In a mere matter of days following its issuance, what is already widely known in shorthand form as the “Sessions memo” continues to generate material fervor and related sound bites across the country.
We touched upon the continuing War on Drugs-tinged theme that strongly resonates in the U.S. Attorney General’s guidance communication to federal prosecutors in a recent blog post. We noted specifically in our May 12 entry that the edict is marked by a strong dissonance that dramatically separates it from both recent policy announcements and a growing public sentiment that is clearly on display.
We spend a bit more time today in follow-up mode regarding the memo, given its continuing news buzz and clear variance from empirical evidence indicating that a clear majority of Americans want to eschew a lock-them-up mentality based on mandatory minimum sentencing rules for low-level — and often first-time and nonviolent — drug offenders.
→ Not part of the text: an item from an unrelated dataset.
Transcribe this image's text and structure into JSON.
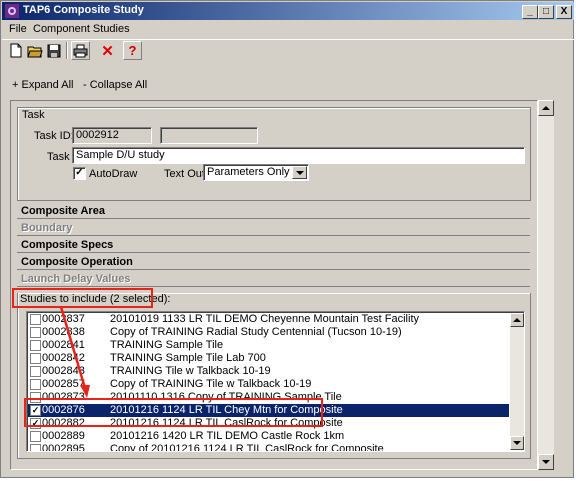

That view is forcefully advanced by U.S. Sen. Rand Paul (R-KY), whose scathing and oft-repeated denunciations of mandatory minimums reflect a broadly bipartisan rejection of that harsh sentencing tool.
It didn’t take Paul long to respond to Sessions’ new dictate to federal attorneys, with the senator decrying its terms and contending that a recommitted application of mandatory minimums will merely result in “ruining more lives.” Paul — and a legion of like thinkers across a broad political and social spectrum — favors treatment over incarceration, as well as prison-alternative outcomes that comparatively reduce recidivism and cost taxpayers far less money to administer.
Will Sessions’ view and approach ultimate gain traction and effectively bring about a reversal of momentum that has strongly been trending in the opposite direction?
Although time will tell, of course, it is adamantly clear that there is a veritable mountain of opposition to the return of a status quo that is widely perceived to have been a failure.
Don’t straitjacket judges, Paul urges. Instead, undercut the mandatory nature and sting of mandatory minimums by returning badly needed discretion to courts that allows them to impose sentences beneath stated mandatory minimums.